Kiminizi soğuk demir parmaklıkların ardına uğurlamamızın üzerinden 2 ay, kiminizi 8 ay, kiminizi 3,5 yıllık bir zaman geçti.
Bu ülkede, demokrasinin, özgürlüğün, emeğin haklarının yok sayılmasına nasıl alışamadıksa sizlerin yokluğuna da alışamadık, alışmaya da hiç niyetimiz yok.
Sendikal hak ve özgürlükleri için mücadele edenlerin düzmece iddia NANMELERLE, kes-kopya-yapıştır sorgulama tutanaklarıyla özgürlüğünün elinden alınmasına asla alışmayacağız.
Bedelsiz “sarı sendikacılık” oyununun daimi kadroluğunu yapmayı marifet sayanlara,
Ayakları yere değil siyasi iktidarın omuzlarına bastığı için gerçek boylarını saklayabileceklerini sananlara,
Türkiye kamu emekçileri sendikal tarihinde yükselttiğimiz çıtayı aşağı çekmek için KESK’e çamur atmaya cüret edenlere alışmadık, alışmayacağız.
Alışmanın, kanıksamanın kabullenmek olduğunu en iyi bizler biliyoruz.
Adaletsizlik üzerine inşa edilen bu yağma ve sömürü düzenine alışmadık. Alışmayacağız.
Bilin ki, KESK’in onurlu mücadelesi tüm baskılara rağmen sürüyor. Sizi aramızdan alarak KESK’i bertaraf edeceklerini sananların hevesini kursağında bırakmaya devam ediyoruz.
Bilin ki, KESK’in, el etek öpmeden, sırtını bir yerlere dayamadan, rüzgâr gücüyle değil rüzgâra karşı durarak yükselttiği bayrak dalgalanmaya devam ediyor.
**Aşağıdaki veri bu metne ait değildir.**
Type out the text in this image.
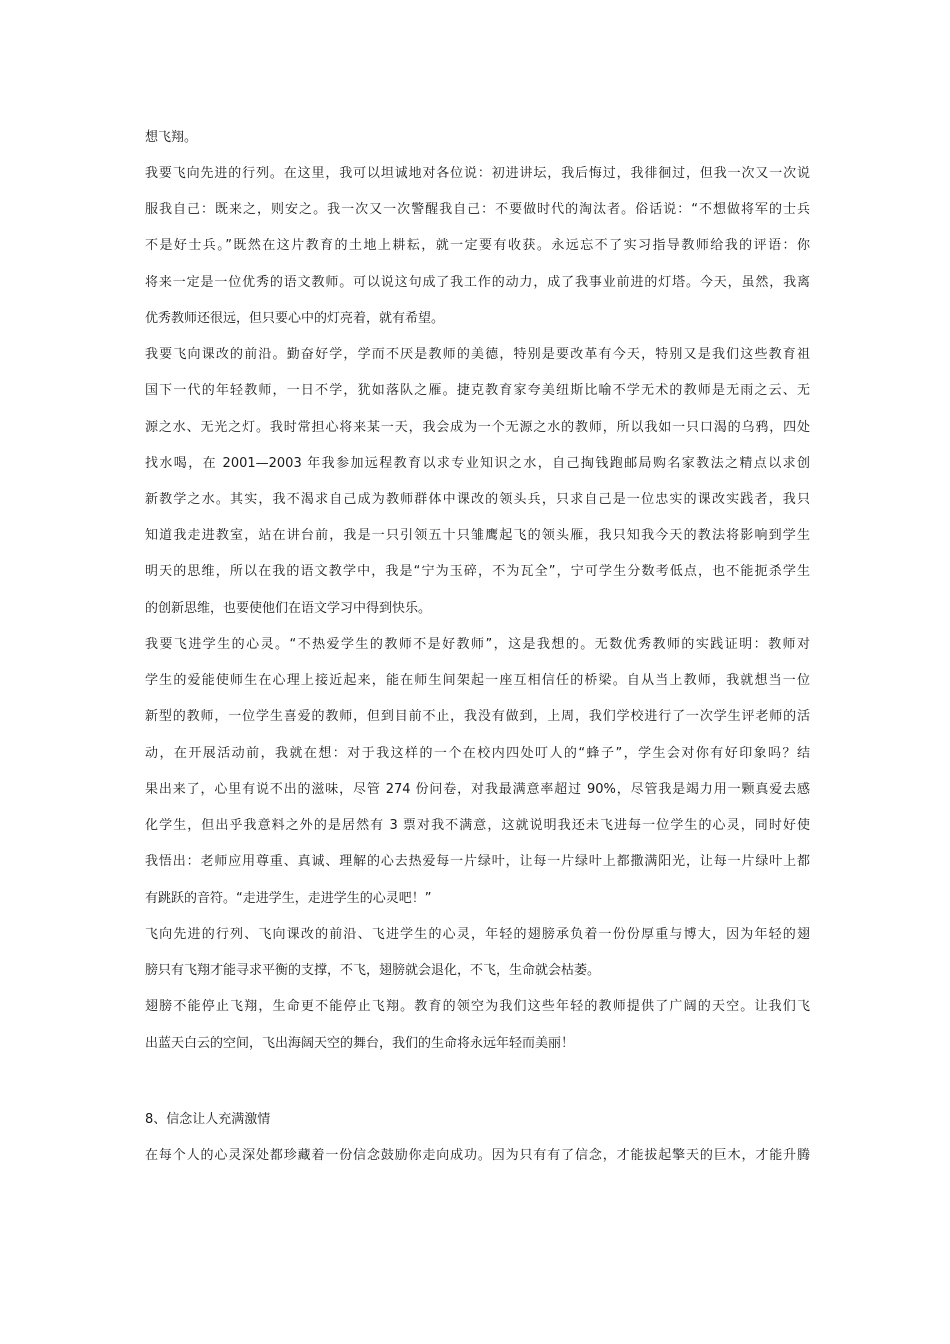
想飞翔。
我要飞向先进的行列。在这里，我可以坦诚地对各位说：初进讲坛，我后悔过，我徘徊过，但我一次又一次说
服我自己：既来之，则安之。我一次又一次警醒我自己：不要做时代的淘汰者。俗话说：“不想做将军的士兵
不是好士兵。”既然在这片教育的土地上耕耘，就一定要有收获。永远忘不了实习指导教师给我的评语：你
将来一定是一位优秀的语文教师。可以说这句成了我工作的动力，成了我事业前进的灯塔。今天，虽然，我离
优秀教师还很远，但只要心中的灯亮着，就有希望。
我要飞向课改的前沿。勤奋好学，学而不厌是教师的美德，特别是要改革有今天，特别又是我们这些教育祖
国下一代的年轻教师，一日不学，犹如落队之雁。捷克教育家夸美纽斯比喻不学无术的教师是无雨之云、无
源之水、无光之灯。我时常担心将来某一天，我会成为一个无源之水的教师，所以我如一只口渴的乌鸦，四处
找水喝，在 2001—2003 年我参加远程教育以求专业知识之水，自己掏钱跑邮局购名家教法之精点以求创
新教学之水。其实，我不渴求自己成为教师群体中课改的领头兵，只求自己是一位忠实的课改实践者，我只
知道我走进教室，站在讲台前，我是一只引领五十只雏鹰起飞的领头雁，我只知我今天的教法将影响到学生
明天的思维，所以在我的语文教学中，我是“宁为玉碎，不为瓦全”，宁可学生分数考低点，也不能扼杀学生
的创新思维，也要使他们在语文学习中得到快乐。
我要飞进学生的心灵。“不热爱学生的教师不是好教师”，这是我想的。无数优秀教师的实践证明：教师对
学生的爱能使师生在心理上接近起来，能在师生间架起一座互相信任的桥梁。自从当上教师，我就想当一位
新型的教师，一位学生喜爱的教师，但到目前不止，我没有做到，上周，我们学校进行了一次学生评老师的活
动，在开展活动前，我就在想：对于我这样的一个在校内四处叮人的“蜂子”，学生会对你有好印象吗？结
果出来了，心里有说不出的滋味，尽管 274 份问卷，对我最满意率超过 90%，尽管我是竭力用一颗真爱去感
化学生，但出乎我意料之外的是居然有 3 票对我不满意，这就说明我还未飞进每一位学生的心灵，同时好使
我悟出：老师应用尊重、真诚、理解的心去热爱每一片绿叶，让每一片绿叶上都撒满阳光，让每一片绿叶上都
有跳跃的音符。“走进学生，走进学生的心灵吧！”
飞向先进的行列、飞向课改的前沿、飞进学生的心灵，年轻的翅膀承负着一份份厚重与博大，因为年轻的翅
膀只有飞翔才能寻求平衡的支撑，不飞，翅膀就会退化，不飞，生命就会枯萎。
翅膀不能停止飞翔，生命更不能停止飞翔。教育的领空为我们这些年轻的教师提供了广阔的天空。让我们飞
出蓝天白云的空间，飞出海阔天空的舞台，我们的生命将永远年轻而美丽！
8、信念让人充满激情
在每个人的心灵深处都珍藏着一份信念鼓励你走向成功。因为只有有了信念，才能拔起擎天的巨木，才能升腾
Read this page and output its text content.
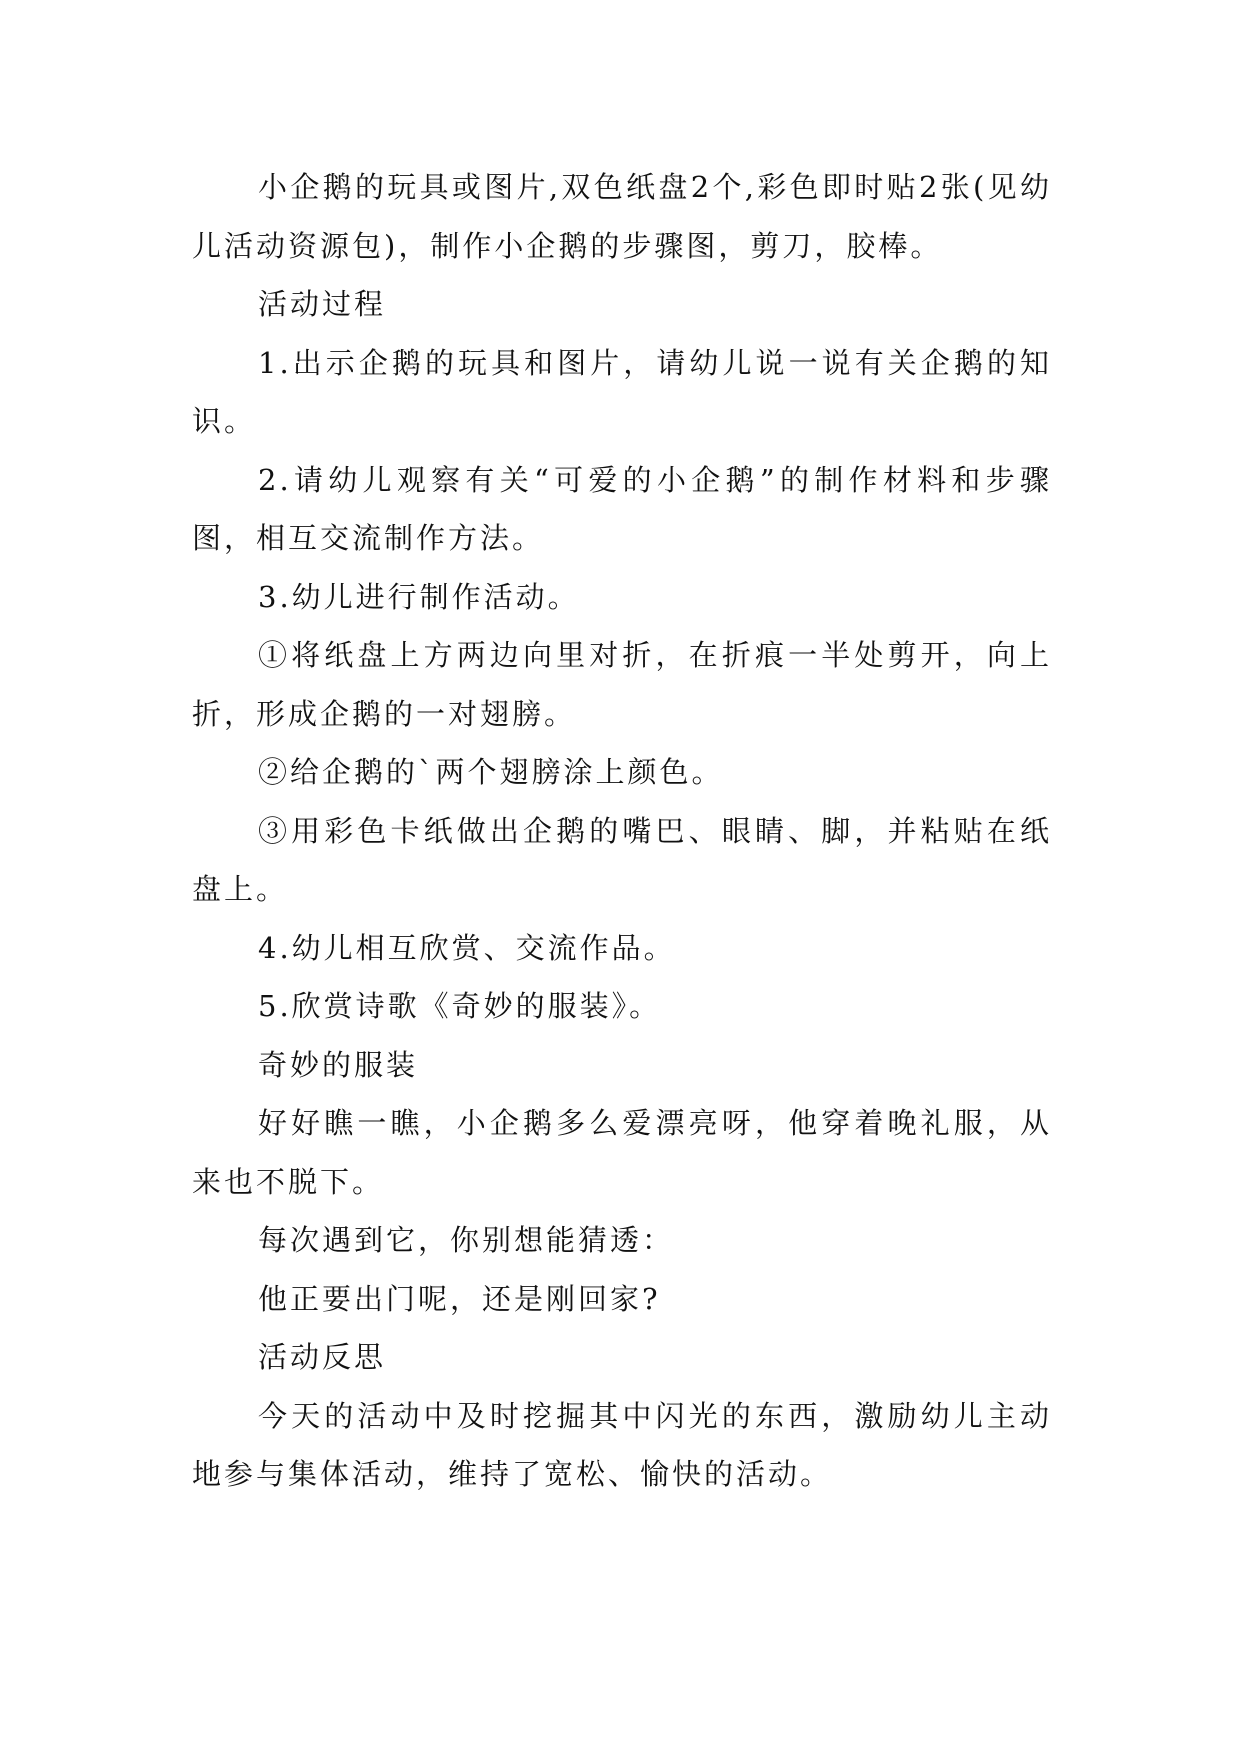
小企鹅的玩具或图片,双色纸盘2个,彩色即时贴2张(见幼儿活动资源包)，制作小企鹅的步骤图，剪刀，胶棒。

活动过程

1.出示企鹅的玩具和图片，请幼儿说一说有关企鹅的知识。

2.请幼儿观察有关“可爱的小企鹅”的制作材料和步骤图，相互交流制作方法。

3.幼儿进行制作活动。

①将纸盘上方两边向里对折，在折痕一半处剪开，向上折，形成企鹅的一对翅膀。

②给企鹅的`两个翅膀涂上颜色。

③用彩色卡纸做出企鹅的嘴巴、眼睛、脚，并粘贴在纸盘上。

4.幼儿相互欣赏、交流作品。

5.欣赏诗歌《奇妙的服装》。

奇妙的服装

好好瞧一瞧，小企鹅多么爱漂亮呀，他穿着晚礼服，从来也不脱下。

每次遇到它，你别想能猜透：

他正要出门呢，还是刚回家?

活动反思

今天的活动中及时挖掘其中闪光的东西，激励幼儿主动地参与集体活动，维持了宽松、愉快的活动。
Bilin ki, emek ve demokrasi mücadelesi sevdasını yüreğinde taşıyanların mücadelesini hapsedebilecek hiçbir zindan yoktur yeryüzünde. Hangi zindana atılırsa atılsın, hangi kör kuyularda merdivensiz bırakılırsa bırakılsın bu sevda yılmadan, yorulmadan yoluna devam eder.
Emek ve demokrasi düşmanlarının her zaman hedefinde olan KESK için bu baskı ve sindirme düzeneği yeni değildir.
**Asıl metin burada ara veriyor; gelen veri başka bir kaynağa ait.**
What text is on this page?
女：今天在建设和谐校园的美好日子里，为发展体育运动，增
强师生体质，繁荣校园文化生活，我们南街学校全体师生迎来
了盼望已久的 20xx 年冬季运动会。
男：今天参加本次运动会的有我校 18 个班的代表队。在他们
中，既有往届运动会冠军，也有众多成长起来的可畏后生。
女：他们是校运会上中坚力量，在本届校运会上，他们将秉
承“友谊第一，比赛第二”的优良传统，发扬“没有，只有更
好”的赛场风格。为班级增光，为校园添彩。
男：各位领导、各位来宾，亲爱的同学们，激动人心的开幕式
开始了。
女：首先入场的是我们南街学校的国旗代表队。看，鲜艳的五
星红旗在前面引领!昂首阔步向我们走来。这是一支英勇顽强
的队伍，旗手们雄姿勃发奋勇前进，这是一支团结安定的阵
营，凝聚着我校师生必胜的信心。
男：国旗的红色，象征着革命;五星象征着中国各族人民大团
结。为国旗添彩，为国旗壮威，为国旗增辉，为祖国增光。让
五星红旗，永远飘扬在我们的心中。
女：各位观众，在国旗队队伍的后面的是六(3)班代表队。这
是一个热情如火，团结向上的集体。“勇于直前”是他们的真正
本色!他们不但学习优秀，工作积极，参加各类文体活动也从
Geçmişte mücadelemizi engellemeye çalışan, bizi kapı kulu olarak görenler tarihin çöplüğündeki yerini alalı çok oldu. KESK ise önüne çıkarılan tüm engellemelerle, baskılarla yaratılan kuşatmaya inat dimdik ayakta.
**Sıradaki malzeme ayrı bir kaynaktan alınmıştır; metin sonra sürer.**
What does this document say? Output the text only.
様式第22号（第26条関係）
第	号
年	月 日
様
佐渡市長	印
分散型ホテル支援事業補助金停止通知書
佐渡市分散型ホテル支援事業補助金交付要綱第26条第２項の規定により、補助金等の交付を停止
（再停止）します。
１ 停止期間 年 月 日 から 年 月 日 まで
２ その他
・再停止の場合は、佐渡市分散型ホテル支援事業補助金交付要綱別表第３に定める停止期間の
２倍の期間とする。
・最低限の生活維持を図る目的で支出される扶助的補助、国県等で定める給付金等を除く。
Üzerimizde yarattıkları baskılarla, kuşatma operasyonlarıyla KESK’i sindireceklerini sananlara buradan bir kez daha sesleniyoruz.
Sendikal hak ve özgürlükler mücadelesi vermek ne zamandan beri suç oldu?
KESK’in ve bağlı sendikalarının aldığı kararla doğrultusunda gerçekleştirilen eylem ve etkinliklere, grevlere katılmayı “yasa dışı” gösterdiğiniz iddia NAMLERİNİZE kimin inanmasını bekliyorsunuz?
KESK’i kendi belirlediğiniz sınırlar içerisine hapsedebileceğinizi, baskılarla hizaya getirebileceğinizi sanıyorsanız yanılıyorsunuz.
KESK, faşizme karşı demokrasi, emperyalizme karşı bağımsızlık, savaşa karşı barış, baskılara karşı özgürlük,
Irkçılığa ve şovenizme karşı emeğin birliği ve halkların kardeşliği mücadelesini kararlılıkla sürdürecek.
KESK, “bizi ezen, bir kenara iten, emeğimizi görünmez kılan, bedenlerimizi metalaştıran bu sistemin çarklarına takılan çakıl taşı olacağız” diyen kadınların mücadelesine soluk katmaya devam edecek.
KESK, tüm kuşatma, bertaraf etme operasyonlarına karşı emek ve demokrasiden yana olan herkesin yüreğinde, beyninde, bilincinde kendine yer açmaya devam edecek.
Tutuklanan arkadaşlarımızın hiçbir “yasa dışı” faaliyetle alakası olmadığını sizler de en az bizim kadar iyi biliyorsunuz.
Sendikal haklar kapsamında yaptığımız faaliyetleri sorgulamakla asıl suçu siz işliyorsunuz. Evlerimizi, işyerlerimizi, sendikalarımızı, konfederasyonumuzu didik didik aramakla asıl suçu siz işliyorsunuz.
Utanç verici sorgulamalarınızla, İddia NAMELERİNİZLE arkadaşlarımızın özgürlüğünü elinden almakla asıl suçu siz işliyorsunuz.
Sözde yargı reformları ile katliam sanıklarını dışarı salarken 68 KESK yöneticisi ve üyesinin demir kapılar ardında tutmaya devam etmekle suç işliyorsunuz.
Eğer hukuka, adalete, insan haklarına zerre kadar saygınız kaldıysa arkadaşlarımızı derhal serbest bırakın. Konfederasyonumuz ve sendikalarımız üzerindeki baskı ve yıldırma politikalarına son verin.
Bizler, haklı mücadelemizi baskı altına almaya çalışan, her türlü hukuk dışı ve fiili uygulamalar karşısında geçmişte olduğu gibi bugün de sesiz kalmayacağız.
Ortak değerlerimize sahip çıkmaya devam edecek, fiili ve meşru mücadelemizi her koşulda sürdürmek için birbirimize daha fazla kenetlenecek bu oyunu bozacağız. Zulmün ve zorbalığın efendileri önünde asla boyun eğmeyeceğiz.
YAŞASIN EMEK VE DEMOKRASİ MÜCADELEMİZ!
YAŞASIN SENDİKAL MÜCADELEMİZ!
YAŞASIN KESK!
KURTULUŞ YOK TEK BAŞINA YA HEP BERABER YA HİÇ BİRİMİZ!